At 02:08 PM 10/4/2006 -0400, Alexander Michael wrote:
>In the past I've managed a shared library of Python packages by using 
>distutils to install them in secondary Library and Scripts directories on 
>a shared network drive. This worked fine, even in our multi-platform 
>environment. With advent of eggs, however, the secondary Library directory 
>must be a formal "Site Directory" and not just on sys.path. The extra 
>delay caused by the layer of network has caused simply getting --help for 
>a simple script to take almost three seconds when it previously only took 
>a tenth of a second. Some scripts that use many packages installed as eggs 
>on the network drive can take as many as 8 seconds just to display the 
>help message.
>
>I would like to install architecture independent Python packages in a 
>single shared location so that everyone using that location is 
>automatically upgraded. The in-house packages are modified about five 
>times a day on average. I would like to take advantage of setuptools 
>versioning (thus using the pkg_resources mechanisms) so deprecated 
>portions of the system can be kept intact in some frozen state of 
>development without having to include the version number in the package 
>name explicitly ( i.e. mymod, mymod2, .., mymod42).
>
>What is the recommended way of using eggs in such an environment?

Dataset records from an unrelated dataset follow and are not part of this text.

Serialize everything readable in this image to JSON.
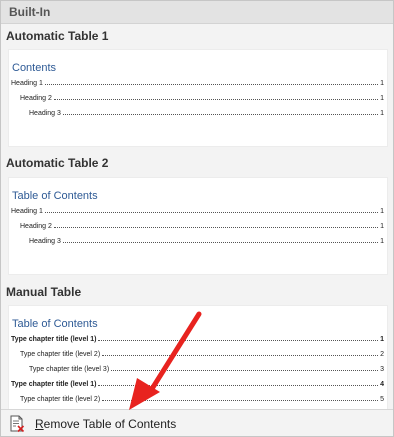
{
  "header": {
    "label": "Built-In"
  },
  "gallery": [
    {
      "title": "Automatic Table 1",
      "preview_title": "Contents",
      "lines": [
        {
          "label": "Heading 1",
          "page": "1",
          "level": 1,
          "bold": false
        },
        {
          "label": "Heading 2",
          "page": "1",
          "level": 2,
          "bold": false
        },
        {
          "label": "Heading 3",
          "page": "1",
          "level": 3,
          "bold": false
        }
      ]
    },
    {
      "title": "Automatic Table 2",
      "preview_title": "Table of Contents",
      "lines": [
        {
          "label": "Heading 1",
          "page": "1",
          "level": 1,
          "bold": false
        },
        {
          "label": "Heading 2",
          "page": "1",
          "level": 2,
          "bold": false
        },
        {
          "label": "Heading 3",
          "page": "1",
          "level": 3,
          "bold": false
        }
      ]
    },
    {
      "title": "Manual Table",
      "preview_title": "Table of Contents",
      "lines": [
        {
          "label": "Type chapter title (level 1)",
          "page": "1",
          "level": 1,
          "bold": true
        },
        {
          "label": "Type chapter title (level 2)",
          "page": "2",
          "level": 2,
          "bold": false
        },
        {
          "label": "Type chapter title (level 3)",
          "page": "3",
          "level": 3,
          "bold": false
        },
        {
          "label": "Type chapter title (level 1)",
          "page": "4",
          "level": 1,
          "bold": true
        },
        {
          "label": "Type chapter title (level 2)",
          "page": "5",
          "level": 2,
          "bold": false
        }
      ]
    }
  ],
  "footer": {
    "remove_access_key": "R",
    "remove_rest": "emove Table of Contents",
    "icon": "remove-toc-icon"
  },
  "colors": {
    "accent_title": "#2e5a95",
    "arrow": "#e8231f"
  }
}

I'm not sure I understand your question.  If you want to avoid the overhead 
due to network latency, you'd have to put the packages on a local 
drive.  If you want to avoid the additional network round-trips being 
caused by setuptools looking for packages, you'll need to do away with the 
eggs (e.g. by installing everything using a package manager like RPM or 
bdist_wininst, etc.).

I don't think there is any obvious way of accomplishing what you want 
without some way to "notice" that a newer version of something is 
available, yet without using the network.  That seems to be a contradiction 
in terms.

The closest thing I know of to what you're doing here is using "setup.py 
develop" on local revision-control checkouts of shared packages, but that 
requires that somebody explicitly update changed packages, or at least 
periodically run a script to do so.

If I were in a situation like yours, I would arrange a revision control 
setup that allows all the subproject trees to be checked out under a common 
root, and a script to update each tree and rerun "setup.py develop" if any 
changes occurred, then leave it to the devs to decide when they want to 
sync.  They could also *not* run "develop" (or not sync) packages they 
didn't want to.

I find it hard to imagine using a networked filesystem to import Python 
code, however, even without eggs being involved, although I've heard rumors 
that Google does this.

If you have to have a networked filesystem, however, I think you'll have to 
do without versioning, because it adds too many additional network round 
trips.  The only thing I can think of that could work around this would be 
some sort of client-side caching of egg contents, so that startups can 
happen faster.